I’m lucky to keep my shirt.
The salesmen put the numbers in front of me. Not bad. I could leave the lot with a brand new CRV, and my monthly payment would be about the same. Could I afford the new car? Well, I can’t afford much of anything. Still, I test drove the white CRV. It smelled like new car. It drove smoothly. I gunned it – as much as one can gun a Honda CRV – and the engine purred like a kitty. Meow.
I split my pants as I took all of my possessions out of my old CRV. Did my best to cover my ass. With a sweater. Or a backpack. All told, I spent about six hours at the Honda Dealership last week. Signing paper work. Transferring items from one car to another. Splitting my pants. Getting a contact buzz. Buying a new car.
“Aren’t you excited?” The loan officer asked me. We were filling out forms in her office. “You’re buying a new car.”
“I don’t know,” I said like an old man. “I’m an old man now, I guess. This feels like more of a chore.”
She looked at me like I was crazy. I don’t look very old.

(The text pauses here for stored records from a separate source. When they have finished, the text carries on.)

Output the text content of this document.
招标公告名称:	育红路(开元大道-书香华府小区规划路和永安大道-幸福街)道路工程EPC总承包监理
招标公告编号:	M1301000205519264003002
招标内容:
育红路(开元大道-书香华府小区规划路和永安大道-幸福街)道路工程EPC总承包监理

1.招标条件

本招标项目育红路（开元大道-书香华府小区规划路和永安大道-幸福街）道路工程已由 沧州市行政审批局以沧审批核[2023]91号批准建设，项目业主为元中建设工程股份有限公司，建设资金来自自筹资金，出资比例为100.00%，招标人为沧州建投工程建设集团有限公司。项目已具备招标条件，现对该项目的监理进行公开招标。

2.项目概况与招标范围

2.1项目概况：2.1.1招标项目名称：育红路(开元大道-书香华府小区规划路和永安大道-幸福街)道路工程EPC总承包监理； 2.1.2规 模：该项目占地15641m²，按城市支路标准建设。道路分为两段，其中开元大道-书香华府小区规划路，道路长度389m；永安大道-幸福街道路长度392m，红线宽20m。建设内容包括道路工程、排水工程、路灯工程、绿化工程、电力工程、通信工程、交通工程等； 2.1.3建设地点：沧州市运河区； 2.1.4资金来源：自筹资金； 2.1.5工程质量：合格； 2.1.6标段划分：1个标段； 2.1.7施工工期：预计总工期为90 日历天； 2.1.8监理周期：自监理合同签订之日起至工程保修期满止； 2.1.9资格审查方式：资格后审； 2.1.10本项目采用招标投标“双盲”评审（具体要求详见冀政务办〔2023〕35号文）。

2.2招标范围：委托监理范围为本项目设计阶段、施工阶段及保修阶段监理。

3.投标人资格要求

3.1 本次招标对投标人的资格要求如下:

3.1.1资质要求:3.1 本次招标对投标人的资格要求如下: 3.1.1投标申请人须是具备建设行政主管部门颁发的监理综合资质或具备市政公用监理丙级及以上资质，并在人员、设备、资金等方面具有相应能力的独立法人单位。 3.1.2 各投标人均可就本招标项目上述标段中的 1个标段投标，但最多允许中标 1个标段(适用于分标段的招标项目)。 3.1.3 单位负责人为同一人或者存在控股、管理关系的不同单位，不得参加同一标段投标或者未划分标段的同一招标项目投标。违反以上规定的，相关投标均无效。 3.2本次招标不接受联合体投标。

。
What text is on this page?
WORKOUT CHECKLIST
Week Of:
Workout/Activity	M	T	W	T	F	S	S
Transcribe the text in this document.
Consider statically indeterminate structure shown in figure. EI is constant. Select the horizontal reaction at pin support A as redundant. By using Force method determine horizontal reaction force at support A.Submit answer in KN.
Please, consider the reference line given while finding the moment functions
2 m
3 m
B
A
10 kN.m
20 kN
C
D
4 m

“Okay, old man,” she said. “Sign here.”
The purchase felt more like a necessity than anything else. Sam Tanner is not good with cars. It’s important that he avoids owning an old car that needs love, affection, and a mechanic’s touch. Especially out here in the wilds of Central Pennsylvania.
“I love it!” Solomon howled.
“Why isn’t it purple?” Samson asked.
The boys were over the moon about the new car. Under it, too. They wanted to take a ride. They wanted to pretend to drive. They wanted to touch the wheels. Please, Dad, please!?
I was exhausted after spending the day at the dealership. But I acquiesced. The boys’ energy is relentless. I let them do all the things they wanted to do with the car.
“I love it, Dad!” Solomon said.
“It’s so much nicer than Mommy’s car!” Samson told me.
Mom drives a 2008 Hyundai Elantra. I think it’s a nice car. But it’s aging. We don’t drive that car as much as my CRV’s. So we replaced mine.
“We have to keep the new car clean,” I told them. “Okay?”
The boys nodded their heads. I turned down the upholstery protection the dealer offered. It would’ve added $20 a month to my payment. I’m on a budget.
A few days later, despite assurances they’d keep the car clean, Solomon and Samson got into a water fight in the backseat. They took gulps from their water bottles and spit them out all over each other. It was pure debauchery.
I told them I was upset.
“You are the worst dad, ever,” Samson said.
“I wish I were another boy,” Solomon told me, “so I could have a different daddy.”
They say this thing all the time. A little dramatic. I don’t know where they get it.
We made peace with each other. We always do. The boys agreed to keep the car clean. We’ll see.
My old CRV lasted about eight years. 120,000 miles. Took me from the Twin Cities to State College any number of times. Lots of rides over the mountains on the way Altoona, PA. Lots of trips along I-80 through the desolation of Indiana and the various addictions of Ohio.
The ol’ gal did me well. She never broke down. Handled the winters well. Drove these Pennsylvania roads like a champ. I was sorry to see her go. To put her down. But it was time. And handing her off to a stoned Honda salesmen felt better than taking her out behind the barn.
It’s fun to drive a new car. Smells good. And all it cost me was a pair of pants. Dress pants. Nice pants. Oh well, I rarely buy new clothes. I bet the pants were nearly as old as the CRV. I usually drive most of what I own into the ground. I’ve still got flannels from the late 90’s.
I guess it’s good to get rid of old stuff. Get some new stuff. Especially when it falls in your budget. And this new CRV did come in at budget, albeit barely, and so I bought it.
Buying a car. What an adult thing to do.